L’objectif général de l’expérience suivante est d’analyser simultanément la structure et le fonctionnement du cerveau à l’aide de l’imagerie par résonance magnétique. Ceci est réalisé à l’aide de l’IRM à haut champ pour imager la structure de la substance blanche du cerveau avec l’imagerie du spectre de diffusion ou DSI et pour mesurer la fonction cérébrale avec l’IRMF audacieuse. Les données DSI sont ensuite traitées pour produire des estimations de diffusion multidirectionnelles à chaque point du cerveau.
De plus, les données FMRI sont analysées afin de produire des régions d’intérêt pour la génération ou la sélection de fibres virtuelles de substance blanche. Ensuite, les régions d’intérêt sont alignées avec les données DSI, de sorte que les données fonctionnelles et structurelles se trouvent dans un espace d’image commun. Enfin, la tractographie est réalisée sur des données de diffusion afin d’estimer les voies de la substance blanche reliant les régions fonctionnelles d’intérêt.
Basé sur les données de la tâche FMRI. Des preuves convergentes récentes ont suggéré que les opérations cognitives complexes sont exécutées par des réseaux de nombreuses régions cérébrales travaillant de concert plutôt que par une seule zone unitaire. Afin de spécifier pleinement ces systèmes de calcul, il est nécessaire de comprendre la relation entre leurs propriétés fonctionnelles et structurelles en combinant l’IRM fonctionnelle.
Avec l’imagerie par résonance magnétique pondérée en diffusion, on peut examiner la connectivité du réseau et comment cela donne lieu à un comportement humain complexe. Le principal avantage de ce pipeline d’IRM de diffusion par rapport aux méthodes standard telles que l’imagerie du tenseur de diffusion est que la combinaison de l’imagerie pondérée en diffusion à haute résolution angulaire et de la reconstruction sans modèle nous permet de mieux résoudre les configurations complexes de fibres dans le cerveau. Les implications de cette technique s’étendent à la caractérisation des conditions neuropsychologiques.

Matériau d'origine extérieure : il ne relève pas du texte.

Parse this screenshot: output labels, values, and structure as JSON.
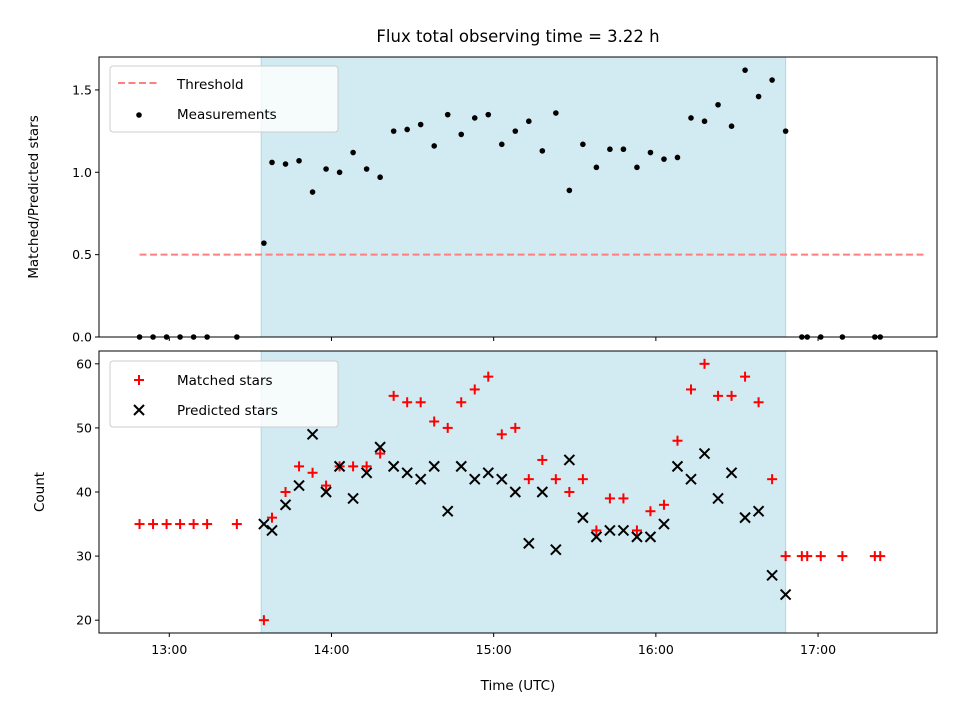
{
  "colors": {
    "threshold": "#ff7f7f",
    "measurement": "#000000",
    "matched": "#ff0000",
    "predicted": "#000000",
    "shade": "#add8e6"
  },
  "chart_data": [
    {
      "type": "scatter",
      "title": "Flux total observing time = 3.22 h",
      "xlabel": "",
      "ylabel": "Matched/Predicted stars",
      "xlim": [
        "12:34",
        "17:44"
      ],
      "ylim": [
        0,
        1.7
      ],
      "yticks": [
        0.0,
        0.5,
        1.0,
        1.5
      ],
      "ytick_labels": [
        "0.0",
        "0.5",
        "1.0",
        "1.5"
      ],
      "shaded_region": [
        "13:34",
        "16:48"
      ],
      "legend": {
        "location": "upper left",
        "entries": [
          "Threshold",
          "Measurements"
        ]
      },
      "series": [
        {
          "name": "Threshold",
          "kind": "line",
          "style": "dashed",
          "x": [
            "12:49",
            "17:39"
          ],
          "y": [
            0.5,
            0.5
          ]
        },
        {
          "name": "Measurements",
          "kind": "scatter",
          "x": [
            "12:49",
            "12:54",
            "12:59",
            "13:04",
            "13:09",
            "13:14",
            "13:25",
            "13:35",
            "13:38",
            "13:43",
            "13:48",
            "13:53",
            "13:58",
            "14:03",
            "14:08",
            "14:13",
            "14:18",
            "14:23",
            "14:28",
            "14:33",
            "14:38",
            "14:43",
            "14:48",
            "14:53",
            "14:58",
            "15:03",
            "15:08",
            "15:13",
            "15:18",
            "15:23",
            "15:28",
            "15:33",
            "15:38",
            "15:43",
            "15:48",
            "15:53",
            "15:58",
            "16:03",
            "16:08",
            "16:13",
            "16:18",
            "16:23",
            "16:28",
            "16:33",
            "16:38",
            "16:43",
            "16:48",
            "16:54",
            "16:56",
            "17:01",
            "17:09",
            "17:21",
            "17:23"
          ],
          "y": [
            0,
            0,
            0,
            0,
            0,
            0,
            0,
            0.57,
            1.06,
            1.05,
            1.07,
            0.88,
            1.02,
            1.0,
            1.12,
            1.02,
            0.97,
            1.25,
            1.26,
            1.29,
            1.16,
            1.35,
            1.23,
            1.33,
            1.35,
            1.17,
            1.25,
            1.31,
            1.13,
            1.36,
            0.89,
            1.17,
            1.03,
            1.14,
            1.14,
            1.03,
            1.12,
            1.08,
            1.09,
            1.33,
            1.31,
            1.41,
            1.28,
            1.62,
            1.46,
            1.56,
            1.25,
            0,
            0,
            0,
            0,
            0,
            0
          ]
        }
      ]
    },
    {
      "type": "scatter",
      "title": "",
      "xlabel": "Time (UTC)",
      "ylabel": "Count",
      "xlim": [
        "12:34",
        "17:44"
      ],
      "ylim": [
        18,
        62
      ],
      "yticks": [
        20,
        30,
        40,
        50,
        60
      ],
      "ytick_labels": [
        "20",
        "30",
        "40",
        "50",
        "60"
      ],
      "xticks": [
        "13:00",
        "14:00",
        "15:00",
        "16:00",
        "17:00"
      ],
      "xtick_labels": [
        "13:00",
        "14:00",
        "15:00",
        "16:00",
        "17:00"
      ],
      "shaded_region": [
        "13:34",
        "16:48"
      ],
      "legend": {
        "location": "upper left",
        "entries": [
          "Matched stars",
          "Predicted stars"
        ]
      },
      "series": [
        {
          "name": "Matched stars",
          "marker": "+",
          "x": [
            "12:49",
            "12:54",
            "12:59",
            "13:04",
            "13:09",
            "13:14",
            "13:25",
            "13:35",
            "13:38",
            "13:43",
            "13:48",
            "13:53",
            "13:58",
            "14:03",
            "14:08",
            "14:13",
            "14:18",
            "14:23",
            "14:28",
            "14:33",
            "14:38",
            "14:43",
            "14:48",
            "14:53",
            "14:58",
            "15:03",
            "15:08",
            "15:13",
            "15:18",
            "15:23",
            "15:28",
            "15:33",
            "15:38",
            "15:43",
            "15:48",
            "15:53",
            "15:58",
            "16:03",
            "16:08",
            "16:13",
            "16:18",
            "16:23",
            "16:28",
            "16:33",
            "16:38",
            "16:43",
            "16:48",
            "16:54",
            "16:56",
            "17:01",
            "17:09",
            "17:21",
            "17:23"
          ],
          "y": [
            35,
            35,
            35,
            35,
            35,
            35,
            35,
            20,
            36,
            40,
            44,
            43,
            41,
            44,
            44,
            44,
            46,
            55,
            54,
            54,
            51,
            50,
            54,
            56,
            58,
            49,
            50,
            42,
            45,
            42,
            40,
            42,
            34,
            39,
            39,
            34,
            37,
            38,
            48,
            56,
            60,
            55,
            55,
            58,
            54,
            42,
            30,
            30,
            30,
            30,
            30,
            30,
            30
          ]
        },
        {
          "name": "Predicted stars",
          "marker": "x",
          "x": [
            "13:35",
            "13:38",
            "13:43",
            "13:48",
            "13:53",
            "13:58",
            "14:03",
            "14:08",
            "14:13",
            "14:18",
            "14:23",
            "14:28",
            "14:33",
            "14:38",
            "14:43",
            "14:48",
            "14:53",
            "14:58",
            "15:03",
            "15:08",
            "15:13",
            "15:18",
            "15:23",
            "15:28",
            "15:33",
            "15:38",
            "15:43",
            "15:48",
            "15:53",
            "15:58",
            "16:03",
            "16:08",
            "16:13",
            "16:18",
            "16:23",
            "16:28",
            "16:33",
            "16:38",
            "16:43",
            "16:48"
          ],
          "y": [
            35,
            34,
            38,
            41,
            49,
            40,
            44,
            39,
            43,
            47,
            44,
            43,
            42,
            44,
            37,
            44,
            42,
            43,
            42,
            40,
            32,
            40,
            31,
            45,
            36,
            33,
            34,
            34,
            33,
            33,
            35,
            44,
            42,
            46,
            39,
            43,
            36,
            37,
            27,
            24
          ]
        }
      ]
    }
  ]
}
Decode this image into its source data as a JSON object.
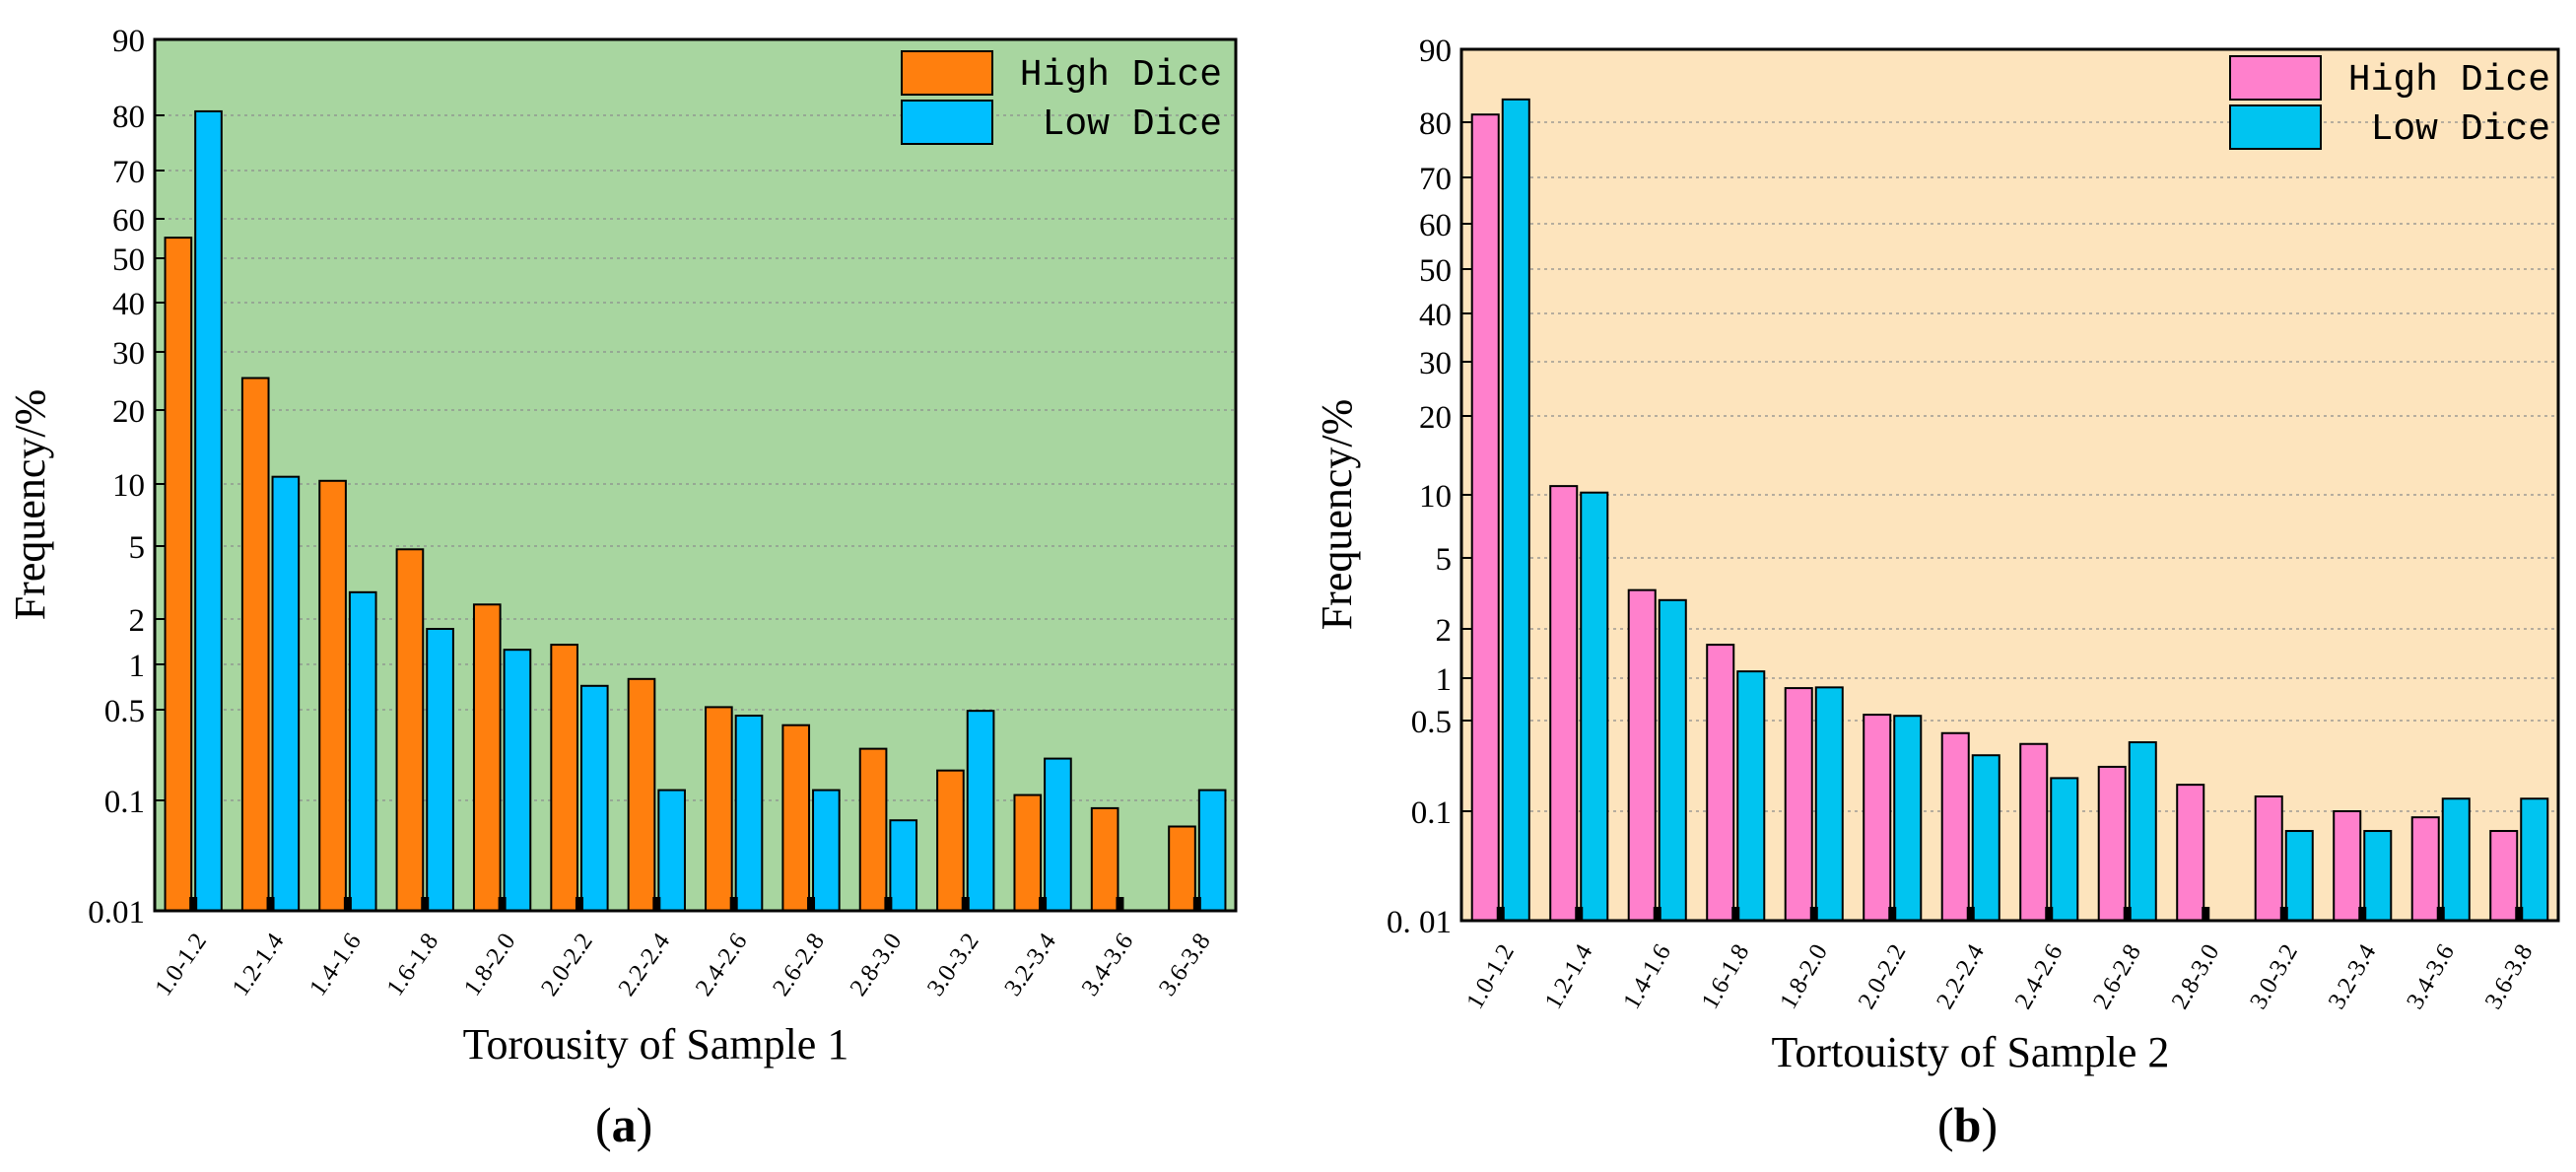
{
  "chart_data": [
    {
      "type": "bar",
      "panel": "(a)",
      "panel_letter": "a",
      "xlabel": "Torousity of Sample 1",
      "ylabel": "Frequency/%",
      "yscale": "broken-log",
      "yticks": [
        "0.01",
        "0.1",
        "0.5",
        "1",
        "2",
        "5",
        "10",
        "20",
        "30",
        "40",
        "50",
        "60",
        "70",
        "80",
        "90"
      ],
      "categories": [
        "1.0-1.2",
        "1.2-1.4",
        "1.4-1.6",
        "1.6-1.8",
        "1.8-2.0",
        "2.0-2.2",
        "2.2-2.4",
        "2.4-2.6",
        "2.6-2.8",
        "2.8-3.0",
        "3.0-3.2",
        "3.2-3.4",
        "3.4-3.6",
        "3.6-3.8"
      ],
      "series": [
        {
          "name": "High Dice",
          "color": "#ff7f0e",
          "values": [
            55,
            25,
            10.3,
            4.8,
            2.4,
            1.35,
            0.8,
            0.52,
            0.38,
            0.25,
            0.17,
            0.11,
            0.085,
            0.058
          ]
        },
        {
          "name": "Low Dice",
          "color": "#00bfff",
          "values": [
            80.5,
            10.7,
            2.8,
            1.72,
            1.25,
            0.72,
            0.12,
            0.45,
            0.12,
            0.066,
            0.49,
            0.21,
            0.0,
            0.12
          ]
        }
      ],
      "legend_position": "top-right",
      "background": "#a8d6a0",
      "grid": true
    },
    {
      "type": "bar",
      "panel": "(b)",
      "panel_letter": "b",
      "xlabel": "Tortouisty of Sample 2",
      "ylabel": "Frequency/%",
      "yscale": "broken-log",
      "yticks": [
        "0. 01",
        "0.1",
        "0.5",
        "1",
        "2",
        "5",
        "10",
        "20",
        "30",
        "40",
        "50",
        "60",
        "70",
        "80",
        "90"
      ],
      "categories": [
        "1.0-1.2",
        "1.2-1.4",
        "1.4-1.6",
        "1.6-1.8",
        "1.8-2.0",
        "2.0-2.2",
        "2.2-2.4",
        "2.4-2.6",
        "2.6-2.8",
        "2.8-3.0",
        "3.0-3.2",
        "3.2-3.4",
        "3.4-3.6",
        "3.6-3.8"
      ],
      "series": [
        {
          "name": "High Dice",
          "color": "#ff80cc",
          "values": [
            81,
            10.8,
            3.3,
            1.6,
            0.85,
            0.55,
            0.4,
            0.33,
            0.22,
            0.16,
            0.13,
            0.1,
            0.088,
            0.066
          ]
        },
        {
          "name": "Low Dice",
          "color": "#00c4f0",
          "values": [
            83,
            10.2,
            2.9,
            1.1,
            0.86,
            0.54,
            0.27,
            0.18,
            0.34,
            0.0,
            0.066,
            0.066,
            0.125,
            0.125
          ]
        }
      ],
      "legend_position": "top-right",
      "background": "#fde4bd",
      "grid": true
    }
  ]
}
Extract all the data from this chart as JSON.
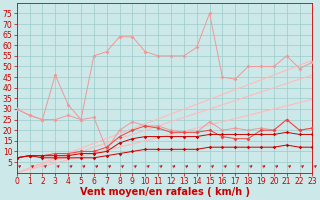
{
  "x": [
    0,
    1,
    2,
    3,
    4,
    5,
    6,
    7,
    8,
    9,
    10,
    11,
    12,
    13,
    14,
    15,
    16,
    17,
    18,
    19,
    20,
    21,
    22,
    23
  ],
  "line1_dark": [
    7,
    8,
    7,
    7,
    7,
    7,
    7,
    8,
    9,
    10,
    11,
    11,
    11,
    11,
    11,
    12,
    12,
    12,
    12,
    12,
    12,
    13,
    12,
    12
  ],
  "line2_dark": [
    7,
    8,
    8,
    8,
    8,
    9,
    9,
    10,
    14,
    16,
    17,
    17,
    17,
    17,
    17,
    18,
    18,
    18,
    18,
    18,
    18,
    19,
    18,
    18
  ],
  "line3_med": [
    7,
    8,
    8,
    9,
    9,
    10,
    10,
    12,
    17,
    20,
    22,
    21,
    19,
    19,
    19,
    20,
    17,
    16,
    16,
    20,
    20,
    25,
    20,
    21
  ],
  "line4_light": [
    30,
    27,
    25,
    25,
    27,
    25,
    26,
    11,
    20,
    24,
    22,
    22,
    20,
    19,
    19,
    24,
    20,
    21,
    20,
    21,
    20,
    25,
    20,
    21
  ],
  "line5_light": [
    30,
    27,
    25,
    46,
    32,
    25,
    55,
    57,
    64,
    64,
    57,
    55,
    55,
    55,
    59,
    75,
    45,
    44,
    50,
    50,
    50,
    55,
    49,
    52
  ],
  "ref1": [
    0,
    2.3,
    4.6,
    6.9,
    9.2,
    11.5,
    13.8,
    16.1,
    18.4,
    20.7,
    23.0,
    25.3,
    27.6,
    29.9,
    32.2,
    34.5,
    36.8,
    39.1,
    41.4,
    43.7,
    46.0,
    48.3,
    50.6,
    52.9
  ],
  "ref2": [
    0,
    2.0,
    4.0,
    6.0,
    8.0,
    10.0,
    12.0,
    14.0,
    16.0,
    18.0,
    20.0,
    22.0,
    24.0,
    26.0,
    28.0,
    30.0,
    32.0,
    34.0,
    36.0,
    38.0,
    40.0,
    42.0,
    44.0,
    46.0
  ],
  "ref3": [
    0,
    1.5,
    3.0,
    4.5,
    6.0,
    7.5,
    9.0,
    10.5,
    12.0,
    13.5,
    15.0,
    16.5,
    18.0,
    19.5,
    21.0,
    22.5,
    24.0,
    25.5,
    27.0,
    28.5,
    30.0,
    31.5,
    33.0,
    34.5
  ],
  "bg_color": "#cce8e8",
  "grid_color": "#99cccc",
  "color_dark_red": "#cc0000",
  "color_med_red": "#ee4444",
  "color_light_pink": "#ee9999",
  "color_pale_pink": "#ffbbbb",
  "xlabel": "Vent moyen/en rafales ( km/h )",
  "xlim": [
    0,
    23
  ],
  "ylim": [
    0,
    80
  ],
  "yticks": [
    5,
    10,
    15,
    20,
    25,
    30,
    35,
    40,
    45,
    50,
    55,
    60,
    65,
    70,
    75
  ],
  "xticks": [
    0,
    1,
    2,
    3,
    4,
    5,
    6,
    7,
    8,
    9,
    10,
    11,
    12,
    13,
    14,
    15,
    16,
    17,
    18,
    19,
    20,
    21,
    22,
    23
  ],
  "tick_fontsize": 5.5,
  "axis_fontsize": 7
}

Par exemple, la prosopagnosie congénitale dans laquelle les individus présentent une altération de la reconnaissance faciale. En utilisant l’IRM de diffusion standard, il a été démontré que les faisceaux de fibres de substance blanche proximales aux zones de traitement du visage sont dégradés par rapport aux témoins normaux. En combinant l’IRM structurelle et fonctionnelle, on peut identifier les déficiences structurelles de la fibre, en particulier les nœuds de connexion dans le réseau de traitement du visage.
Cette méthode peut également être appliquée dans un contexte clinique tel que la planification neurochirurgicale. Les chirurgiens utilisent la cartographie fonctionnelle pour identifier les tissus de matière grise associés à des fonctions cognitives importantes afin de minimiser les dommages accidentels pendant la chirurgie. Grâce à des informations structurelles supplémentaires, telles que l’imagerie pondérée en fonction de la diffusion, ils peuvent également minimiser les dommages causés aux structures critiques de la substance blanche qui relient ces zones fonctionnelles.
En général, les personnes qui débutent dans cette méthode auront du mal à accepter le fait qu’il n’existe pas de progiciel unique pour effectuer toutes les étapes nécessaires de la procédure. Par conséquent, les utilisateurs doivent passer d’un programme à l’autre tout en conservant un format d’image commun ainsi qu’une orientation et un alignement cohérents. Notre protocole comprend des instructions détaillées pour guider les utilisateurs tout au long de cette procédure.
Les analyses de ce type qui considèrent la structure et la fonction en combinaison sont l’extinction naturelle des expériences d’imagerie fonctionnelle qui ont identifié des zones cérébrales Coved. Dans les tâches d’intérêt, la plupart des approches précédentes n’ont pas été en mesure de fournir des informations sur la connectivité structurelle, et c’est ce que nous ajoutons dans notre approche ici dans ce protocole. Un scanner Siemens à trois Tesla est utilisé pour acquérir une imagerie du spectre de diffusion de 257 directions ou un balayage DSI avec une bobine de tête à réseau phasé à 32 canaux, l’intensité de champ élevée et la bobine à 32 canaux sont nécessaires pour obtenir le signal pour ce balayage à haute résolution angulaire.
La méthode d’imagerie pondérée en diffusion la plus fréquemment utilisée est l’imagerie du tenseur de diffusion ou DTI utilisant un balayage de cinq à 10 minutes, mesurant généralement 64 directions ou moins. L’une des limites du DTI est sa difficulté à résoudre, croiser et embrasser les fibres, qui sont mieux détectées avec une combinaison de méthodes d’acquisition et de reconstruction à haute résolution telles que le DS. Je note que le protocole DSI nécessite environ 45 à 50 minutes d’imagerie, et que la correction de mouvement ne peut pas être appliquée aux données DSI. Par conséquent, il est conseillé de minimiser les mouvements à l’aide de barres d’occlusion, de rembourrage en mousse ou d’autres techniques de stabilisation, et pour faire appel à des participants hautement qualifiés, un équipement supplémentaire est nécessaire pour l’IRMF basée sur les tâches, comme un affichage compatible MR et un système de réponse par bouton.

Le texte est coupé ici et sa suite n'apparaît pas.